Nele, asseveram os autores, com fundamento em José Buendía da Universidade de Murcia, que “(...) a estrutura organizacional das universidades favorece a ocorrência do assédio, uma vez que ela é obsoleta, rígida e extremamente burocratizada, com muitos espaços de poder, com poucas pessoas que detêm cargos importantes e se utilizam deles para se sobrepor aos demais.”

Contudo, nada do que eu pude encontrar online sobre a situação brasileira chega a ser tão detalhado como o recente relatório sobre o assédio sexual encomendado pelas agências norte-americanas de ciência, engenharia e medicina.

Sugerem, dentre outras coisas, que: “As instituições deveriam reformar o seu sistema de orientação acadêmica para que estudantes e pesquisadores iniciantes não dependam de um único pesquisador mais experiente para o avanço profissional e acesso a verbas de pesquisa.”

Nas principais universidades dos Estados Unidos, uma em cada dez estudantes de doutorado alegam terem sido vítimas de assédio sexual por alguém do corpo docente. Pergunto-me, portanto, quais seriam os números em relação aos programas de pós-graduação no Brasil.

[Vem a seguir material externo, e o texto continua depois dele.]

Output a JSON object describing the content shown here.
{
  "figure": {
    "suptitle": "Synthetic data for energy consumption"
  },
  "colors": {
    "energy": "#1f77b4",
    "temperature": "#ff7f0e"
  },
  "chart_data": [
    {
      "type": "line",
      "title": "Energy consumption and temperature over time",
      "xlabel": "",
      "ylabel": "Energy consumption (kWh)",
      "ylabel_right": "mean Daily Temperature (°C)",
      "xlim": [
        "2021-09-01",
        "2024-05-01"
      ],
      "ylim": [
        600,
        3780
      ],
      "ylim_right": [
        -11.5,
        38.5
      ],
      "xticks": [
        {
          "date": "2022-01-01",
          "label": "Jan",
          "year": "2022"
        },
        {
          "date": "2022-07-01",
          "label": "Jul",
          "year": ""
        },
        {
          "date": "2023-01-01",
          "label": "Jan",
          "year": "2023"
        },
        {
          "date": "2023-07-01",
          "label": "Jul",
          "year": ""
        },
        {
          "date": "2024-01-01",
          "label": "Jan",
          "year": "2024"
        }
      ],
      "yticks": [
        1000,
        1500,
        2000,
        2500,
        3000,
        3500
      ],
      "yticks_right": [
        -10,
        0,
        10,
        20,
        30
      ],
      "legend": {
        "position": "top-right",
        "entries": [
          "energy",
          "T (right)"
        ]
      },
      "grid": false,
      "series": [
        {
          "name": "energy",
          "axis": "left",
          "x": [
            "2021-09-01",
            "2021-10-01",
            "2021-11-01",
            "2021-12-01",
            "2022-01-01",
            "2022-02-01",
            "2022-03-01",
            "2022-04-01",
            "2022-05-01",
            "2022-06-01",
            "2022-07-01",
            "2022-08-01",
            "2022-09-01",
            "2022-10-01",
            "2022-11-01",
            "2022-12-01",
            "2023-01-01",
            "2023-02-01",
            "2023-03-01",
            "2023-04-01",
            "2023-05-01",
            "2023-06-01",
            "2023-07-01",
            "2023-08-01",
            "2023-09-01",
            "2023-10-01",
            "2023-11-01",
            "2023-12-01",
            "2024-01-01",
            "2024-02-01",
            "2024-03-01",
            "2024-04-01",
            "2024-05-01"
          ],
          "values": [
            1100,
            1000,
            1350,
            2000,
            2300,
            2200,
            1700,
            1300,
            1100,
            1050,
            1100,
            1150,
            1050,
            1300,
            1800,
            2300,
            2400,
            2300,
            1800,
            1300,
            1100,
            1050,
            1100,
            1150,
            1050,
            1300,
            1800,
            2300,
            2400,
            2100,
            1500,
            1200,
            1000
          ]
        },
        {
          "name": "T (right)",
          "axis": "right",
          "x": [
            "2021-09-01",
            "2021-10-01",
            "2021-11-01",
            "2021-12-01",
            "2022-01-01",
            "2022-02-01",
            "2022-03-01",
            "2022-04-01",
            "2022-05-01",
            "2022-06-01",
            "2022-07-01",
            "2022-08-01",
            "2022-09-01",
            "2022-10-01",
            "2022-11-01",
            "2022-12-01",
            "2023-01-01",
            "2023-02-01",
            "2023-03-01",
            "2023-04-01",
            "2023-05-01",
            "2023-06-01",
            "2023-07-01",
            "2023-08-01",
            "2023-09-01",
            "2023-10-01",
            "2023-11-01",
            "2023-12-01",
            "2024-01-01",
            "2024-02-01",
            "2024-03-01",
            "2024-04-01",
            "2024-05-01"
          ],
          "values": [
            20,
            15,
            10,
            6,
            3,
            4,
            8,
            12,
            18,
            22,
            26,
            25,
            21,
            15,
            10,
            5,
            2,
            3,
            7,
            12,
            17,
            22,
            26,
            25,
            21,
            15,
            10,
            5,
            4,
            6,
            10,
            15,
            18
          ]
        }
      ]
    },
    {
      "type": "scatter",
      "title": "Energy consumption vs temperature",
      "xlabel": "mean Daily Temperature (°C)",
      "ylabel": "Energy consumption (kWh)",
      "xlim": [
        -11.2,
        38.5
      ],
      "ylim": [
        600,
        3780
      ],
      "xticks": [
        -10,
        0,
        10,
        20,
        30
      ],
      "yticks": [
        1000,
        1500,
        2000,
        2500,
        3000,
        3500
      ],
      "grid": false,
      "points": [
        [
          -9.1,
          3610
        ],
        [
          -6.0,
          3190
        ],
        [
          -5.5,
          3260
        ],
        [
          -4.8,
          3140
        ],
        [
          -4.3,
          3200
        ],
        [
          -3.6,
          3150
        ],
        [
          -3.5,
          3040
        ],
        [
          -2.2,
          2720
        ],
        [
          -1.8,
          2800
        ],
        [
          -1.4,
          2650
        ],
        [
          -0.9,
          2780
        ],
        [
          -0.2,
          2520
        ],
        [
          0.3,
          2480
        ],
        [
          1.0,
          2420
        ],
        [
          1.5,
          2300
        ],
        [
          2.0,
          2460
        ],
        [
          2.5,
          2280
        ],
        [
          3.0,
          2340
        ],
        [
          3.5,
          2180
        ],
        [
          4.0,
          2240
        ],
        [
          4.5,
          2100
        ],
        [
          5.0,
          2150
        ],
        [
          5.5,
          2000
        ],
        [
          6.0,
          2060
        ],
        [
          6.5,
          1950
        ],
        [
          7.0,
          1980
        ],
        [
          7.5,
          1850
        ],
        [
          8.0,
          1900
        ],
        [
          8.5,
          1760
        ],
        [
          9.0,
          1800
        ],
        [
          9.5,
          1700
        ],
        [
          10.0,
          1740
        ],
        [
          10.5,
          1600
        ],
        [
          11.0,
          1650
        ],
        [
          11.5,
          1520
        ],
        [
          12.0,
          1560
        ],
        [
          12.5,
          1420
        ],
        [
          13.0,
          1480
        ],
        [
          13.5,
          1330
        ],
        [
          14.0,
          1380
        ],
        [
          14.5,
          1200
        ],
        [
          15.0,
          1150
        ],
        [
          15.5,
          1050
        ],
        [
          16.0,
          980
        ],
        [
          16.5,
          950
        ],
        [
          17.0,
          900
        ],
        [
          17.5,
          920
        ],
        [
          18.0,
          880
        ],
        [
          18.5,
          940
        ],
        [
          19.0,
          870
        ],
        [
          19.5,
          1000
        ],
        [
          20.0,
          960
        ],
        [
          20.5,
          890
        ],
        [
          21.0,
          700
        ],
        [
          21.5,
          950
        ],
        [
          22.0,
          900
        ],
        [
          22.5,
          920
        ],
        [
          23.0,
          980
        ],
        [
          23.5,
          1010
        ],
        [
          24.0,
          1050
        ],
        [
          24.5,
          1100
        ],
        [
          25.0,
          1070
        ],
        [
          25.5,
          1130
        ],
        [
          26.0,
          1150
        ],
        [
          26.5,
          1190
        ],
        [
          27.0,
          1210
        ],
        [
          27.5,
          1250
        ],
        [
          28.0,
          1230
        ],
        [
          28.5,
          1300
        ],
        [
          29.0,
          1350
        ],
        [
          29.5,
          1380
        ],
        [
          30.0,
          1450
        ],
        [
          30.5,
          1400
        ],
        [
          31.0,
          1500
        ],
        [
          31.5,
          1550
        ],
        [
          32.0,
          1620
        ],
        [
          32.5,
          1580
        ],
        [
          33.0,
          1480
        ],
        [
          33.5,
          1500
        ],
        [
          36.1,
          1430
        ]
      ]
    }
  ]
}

Como bem ilustra a matéria da Folha, as consequências desse tipo de agressão repercutem nos destinos profissionais das vítimas. No caso de duas alunas do Departamento de Engenharia Agrônoma da Universidade Federal de Goiás, uma delas refutou o convite ao estágio de pós-doutorado para evitar dividir o mesmo ambiente de trabalho com o seu agressor e a outra abandonou o mestrado, retornando a sua cidade natal, onde se isolou dos colegas de departamento.

Histórias como estas fazem parte da experiência acadêmica da maioria das mulheres que eu conheço. Afinal, mesmo aquelas que aparentam não ter sofrido qualquer espécie de assédio estão cientes de boatos sobre professores e funcionários que passaram dos limites em seus relacionamentos com as estudantes.

Da minha época de graduação, registro as advertências de colegas veteranas sobre o comportamento de um ou outro docente durante congressos e reuniões de departamento. O que agradeço por ter-me feito evitar situações extremamente desagradáveis.

Hoje entendo estar este tipo de violência diretamente relacionado ao abandono da vida acadêmica profissional por algumas das minhas colegas. Assim comungo das denúncias da professora Márcia Cristina Bernardes Barbosa, em recente depoimento para a revista da Fapesp: “Muitas mulheres já desistiram da ciência por causa desses cretinos. E sabemos quem são. Convivemos com eles todos os dias e não podemos fazer nada por falta de legislação.”